“I’ll git ye, yet! An’ when I do, I’ll tie you to a post in my yard an’ muzzle you. Then I’ll take a club to you, till there ain’t a whole bone left in yer carcass. If Ferris buys you free, there won’t be more’n sassage-meat fer him to tote home.”

Olive gasped. The grin left Link’s face. Dorcas looked up appealingly at her husband. Shunk flung his noose a third time. Chum, well understanding now what was expected of him, bounded far backward.

“Get off of my land!” called Ferris, in a queerly gentle and almost humble voice.

“When I take this cur off’n it with me!” snarled the catcher, too hot on the quest to be wholly sane.

He coiled his rope once more. At a gesture from Link, the dog lay down.

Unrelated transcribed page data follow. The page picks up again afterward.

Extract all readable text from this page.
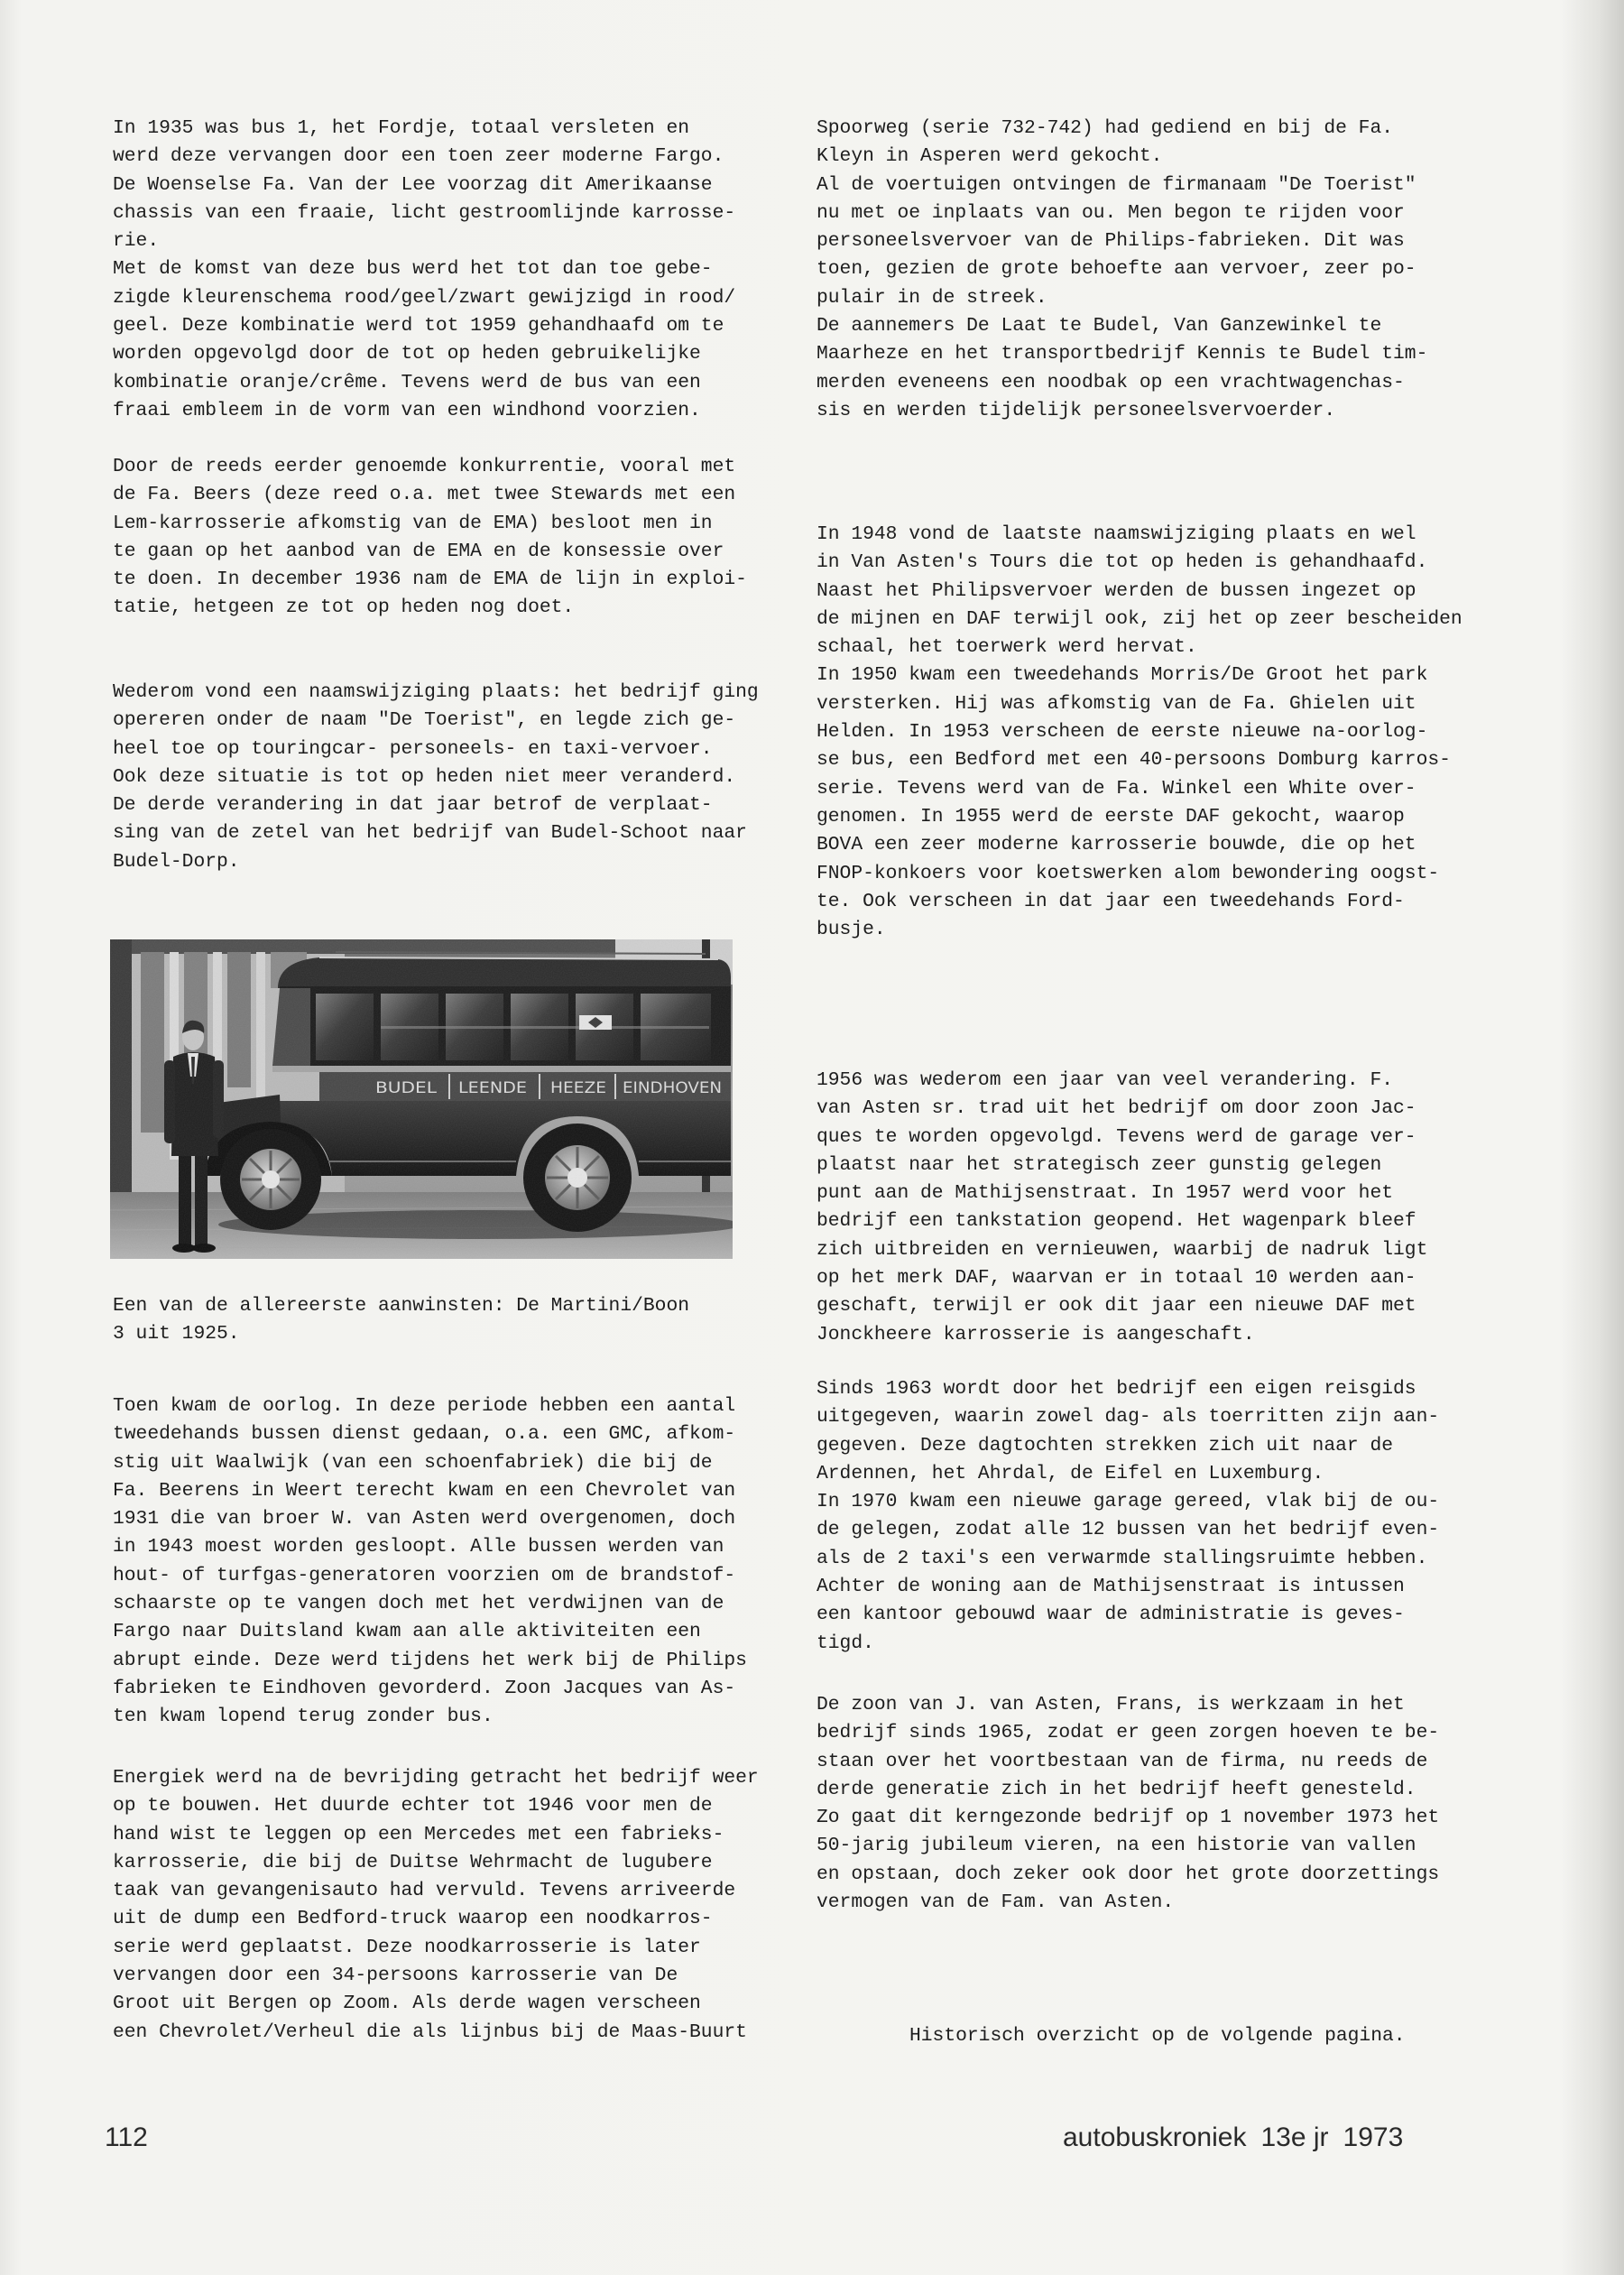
In 1935 was bus 1, het Fordje, totaal versleten en
werd deze vervangen door een toen zeer moderne Fargo.
De Woenselse Fa. Van der Lee voorzag dit Amerikaanse
chassis van een fraaie, licht gestroomlijnde karrosse-
rie.
Met de komst van deze bus werd het tot dan toe gebe-
zigde kleurenschema rood/geel/zwart gewijzigd in rood/
geel. Deze kombinatie werd tot 1959 gehandhaafd om te
worden opgevolgd door de tot op heden gebruikelijke
kombinatie oranje/crême. Tevens werd de bus van een
fraai embleem in de vorm van een windhond voorzien.
Door de reeds eerder genoemde konkurrentie, vooral met
de Fa. Beers (deze reed o.a. met twee Stewards met een
Lem-karrosserie afkomstig van de EMA) besloot men in
te gaan op het aanbod van de EMA en de konsessie over
te doen. In december 1936 nam de EMA de lijn in exploi-
tatie, hetgeen ze tot op heden nog doet.
Wederom vond een naamswijziging plaats: het bedrijf ging
opereren onder de naam "De Toerist", en legde zich ge-
heel toe op touringcar- personeels- en taxi-vervoer.
Ook deze situatie is tot op heden niet meer veranderd.
De derde verandering in dat jaar betrof de verplaat-
sing van de zetel van het bedrijf van Budel-Schoot naar
Budel-Dorp.
BUDEL LEENDE HEEZE EINDHOVEN
Een van de allereerste aanwinsten: De Martini/Boon
3 uit 1925.
Toen kwam de oorlog. In deze periode hebben een aantal
tweedehands bussen dienst gedaan, o.a. een GMC, afkom-
stig uit Waalwijk (van een schoenfabriek) die bij de
Fa. Beerens in Weert terecht kwam en een Chevrolet van
1931 die van broer W. van Asten werd overgenomen, doch
in 1943 moest worden gesloopt. Alle bussen werden van
hout- of turfgas-generatoren voorzien om de brandstof-
schaarste op te vangen doch met het verdwijnen van de
Fargo naar Duitsland kwam aan alle aktiviteiten een
abrupt einde. Deze werd tijdens het werk bij de Philips
fabrieken te Eindhoven gevorderd. Zoon Jacques van As-
ten kwam lopend terug zonder bus.
Energiek werd na de bevrijding getracht het bedrijf weer
op te bouwen. Het duurde echter tot 1946 voor men de
hand wist te leggen op een Mercedes met een fabrieks-
karrosserie, die bij de Duitse Wehrmacht de lugubere
taak van gevangenisauto had vervuld. Tevens arriveerde
uit de dump een Bedford-truck waarop een noodkarros-
serie werd geplaatst. Deze noodkarrosserie is later
vervangen door een 34-persoons karrosserie van De
Groot uit Bergen op Zoom. Als derde wagen verscheen
een Chevrolet/Verheul die als lijnbus bij de Maas-Buurt
Spoorweg (serie 732-742) had gediend en bij de Fa.
Kleyn in Asperen werd gekocht.
Al de voertuigen ontvingen de firmanaam "De Toerist"
nu met oe inplaats van ou. Men begon te rijden voor
personeelsvervoer van de Philips-fabrieken. Dit was
toen, gezien de grote behoefte aan vervoer, zeer po-
pulair in de streek.
De aannemers De Laat te Budel, Van Ganzewinkel te
Maarheze en het transportbedrijf Kennis te Budel tim-
merden eveneens een noodbak op een vrachtwagenchas-
sis en werden tijdelijk personeelsvervoerder.
In 1948 vond de laatste naamswijziging plaats en wel
in Van Asten's Tours die tot op heden is gehandhaafd.
Naast het Philipsvervoer werden de bussen ingezet op
de mijnen en DAF terwijl ook, zij het op zeer bescheiden
schaal, het toerwerk werd hervat.
In 1950 kwam een tweedehands Morris/De Groot het park
versterken. Hij was afkomstig van de Fa. Ghielen uit
Helden. In 1953 verscheen de eerste nieuwe na-oorlog-
se bus, een Bedford met een 40-persoons Domburg karros-
serie. Tevens werd van de Fa. Winkel een White over-
genomen. In 1955 werd de eerste DAF gekocht, waarop
BOVA een zeer moderne karrosserie bouwde, die op het
FNOP-konkoers voor koetswerken alom bewondering oogst-
te. Ook verscheen in dat jaar een tweedehands Ford-
busje.
1956 was wederom een jaar van veel verandering. F.
van Asten sr. trad uit het bedrijf om door zoon Jac-
ques te worden opgevolgd. Tevens werd de garage ver-
plaatst naar het strategisch zeer gunstig gelegen
punt aan de Mathijsenstraat. In 1957 werd voor het
bedrijf een tankstation geopend. Het wagenpark bleef
zich uitbreiden en vernieuwen, waarbij de nadruk ligt
op het merk DAF, waarvan er in totaal 10 werden aan-
geschaft, terwijl er ook dit jaar een nieuwe DAF met
Jonckheere karrosserie is aangeschaft.
Sinds 1963 wordt door het bedrijf een eigen reisgids
uitgegeven, waarin zowel dag- als toerritten zijn aan-
gegeven. Deze dagtochten strekken zich uit naar de
Ardennen, het Ahrdal, de Eifel en Luxemburg.
In 1970 kwam een nieuwe garage gereed, vlak bij de ou-
de gelegen, zodat alle 12 bussen van het bedrijf even-
als de 2 taxi's een verwarmde stallingsruimte hebben.
Achter de woning aan de Mathijsenstraat is intussen
een kantoor gebouwd waar de administratie is geves-
tigd.
De zoon van J. van Asten, Frans, is werkzaam in het
bedrijf sinds 1965, zodat er geen zorgen hoeven te be-
staan over het voortbestaan van de firma, nu reeds de
derde generatie zich in het bedrijf heeft genesteld.
Zo gaat dit kerngezonde bedrijf op 1 november 1973 het
50-jarig jubileum vieren, na een historie van vallen
en opstaan, doch zeker ook door het grote doorzettings
vermogen van de Fam. van Asten.
Historisch overzicht op de volgende pagina.
112	autobuskroniek 13e jr 1973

“In the presence of a competent witness I’ve ordered you off my land,” repeated Ferris, in that same meek voice. “You’ve refused. The law allows me to use force in such a case. It—”

Deceived by the humility of the tone and lured by the dog’s new passivity, Shunk made one final cast of the noose. This time its folds settled round the collie’s massive throat ruff. In the same fraction of a second, Ferris yelled:

“Take him, Chum! Take him!”

The dog heard and most gleefully he obeyed. As the triumphant Shunk drew tight the noose about his victim’s neck and sought to bring the landing net into play, Chum launched himself, like a furry catapult, full at the man’s throat.

And now there was no hint of fun or of mischief in the collie’s deep-set dark eyes. They flamed into swirling fury. He had received the word to attack. And he obeyed with a fiery zest. So may Joffre’s grim legions have felt, in 1914, when, at the Marne, they were told they need no longer keep up the hated retreat, but might turn upon their German foes and pay the bill for the past months’ humiliations.